More from Asymmetrical Information. Mindles Dreck asks as an aside in one of his posts:
"Will ubiquitous access to information and communication change our actual beliefs and behavior?" I believe it will. This is something I have been meaning to write about for a while.
Hypertext has the revolutionary potential to put the grist of political debate within easy reach. Right now, a lot of real-world political debates end up with my facts, and with my opponent's facts. The two are incompatible, but it is too difficult to check facts to make it worth continuing the argument.
Back when usenet was the net forum for political debate (there being no web at the time), it was quite common to see debates boil down to one party telling the other to read a book. Nobody was convinced. Occasionally facts would be online, but it was still rather difficult to get at them using ftp or (god forbid) gopher.
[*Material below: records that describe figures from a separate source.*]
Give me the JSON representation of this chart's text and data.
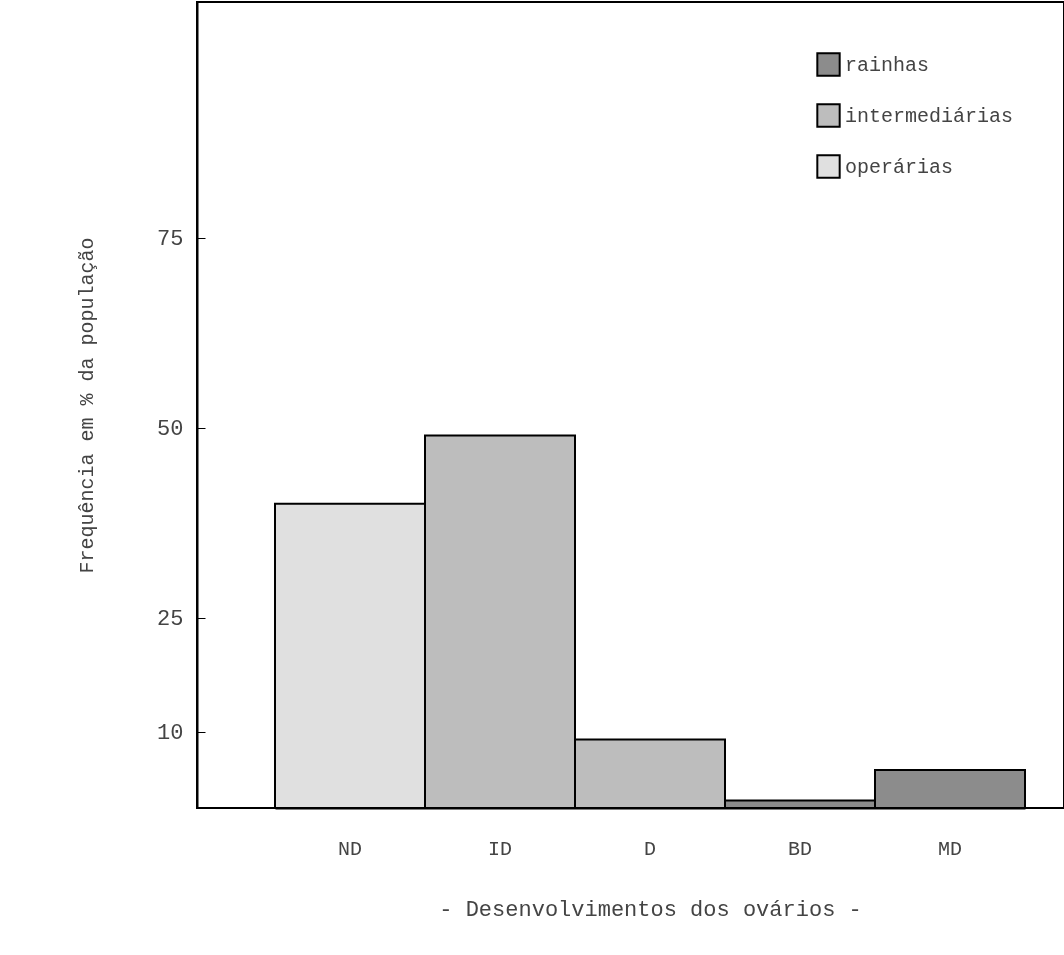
{
  "chart_data": {
    "type": "bar",
    "xlabel": "- Desenvolvimentos dos ovários -",
    "ylabel": "Frequência em % da população",
    "categories": [
      "ND",
      "ID",
      "D",
      "BD",
      "MD"
    ],
    "series": [
      {
        "name": "rainhas",
        "color": "#8c8c8c",
        "values": [
          null,
          null,
          null,
          1,
          5
        ]
      },
      {
        "name": "intermediárias",
        "color": "#bdbdbd",
        "values": [
          null,
          49,
          9,
          null,
          null
        ]
      },
      {
        "name": "operárias",
        "color": "#e0e0e0",
        "values": [
          40,
          null,
          null,
          null,
          null
        ]
      }
    ],
    "ylim": [
      0,
      106
    ],
    "yticks": [
      10,
      25,
      50,
      75
    ],
    "grid": false,
    "legend": "top right"
  }
}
With HTTP, facts are much easier to present to one's opponent. It is easy to say I don't have the time to go to a library and read a book. It is hard to say I don't have the time to click on a link and read a page or two.
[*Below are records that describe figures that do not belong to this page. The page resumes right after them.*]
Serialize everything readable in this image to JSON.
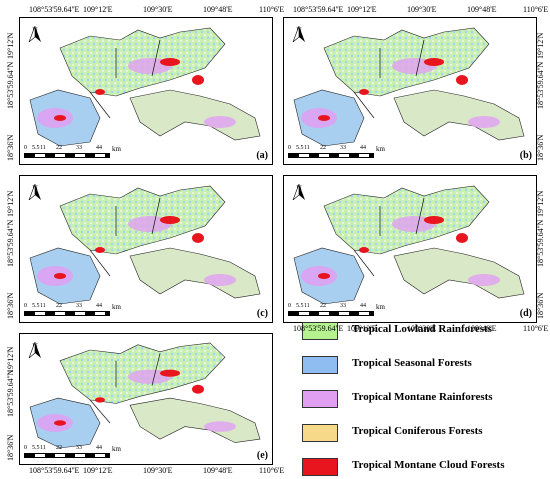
{
  "map": {
    "x_ticks": [
      "108°53'59.64''E",
      "109°12'E",
      "109°30'E",
      "109°48'E",
      "110°6'E"
    ],
    "y_ticks": [
      "19°12'N",
      "18°53'59.64''N",
      "18°36'N"
    ],
    "north_label": "N",
    "scale_ticks": [
      "0",
      "5.5",
      "11",
      "22",
      "33",
      "44"
    ],
    "scale_unit": "km",
    "panels": [
      {
        "label": "(a)"
      },
      {
        "label": "(b)"
      },
      {
        "label": "(c)"
      },
      {
        "label": "(d)"
      },
      {
        "label": "(e)"
      }
    ]
  },
  "legend": {
    "items": [
      {
        "label": "Tropical Lowland Rainforests",
        "color": "#b6f28f"
      },
      {
        "label": "Tropical Seasonal Forests",
        "color": "#8fbdf2"
      },
      {
        "label": "Tropical Montane Rainforests",
        "color": "#e19ff2"
      },
      {
        "label": "Tropical Coniferous Forests",
        "color": "#f7d98a"
      },
      {
        "label": "Tropical Montane Cloud Forests",
        "color": "#e8141e"
      }
    ]
  }
}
In the future, everything worth knowing will be on the net. That is not a prediction that people will digitize everything (although I think that - people will digitize most things we currently can't get at). It's a prediction about how people will regard sources - there will be a point at which if a source is not on the net, people will not take it seriously. Much the same way that we currently regard people's recollections of old conversations.
Even now, the net is far more libertarian than the population at large. Part of that is a selection effect - younger people tend to be socially liberal, and predominate in networked social interactions. But part of it is the educational effect of being on the net. I should know - I came to anarchism from a soft libertarianism via the net.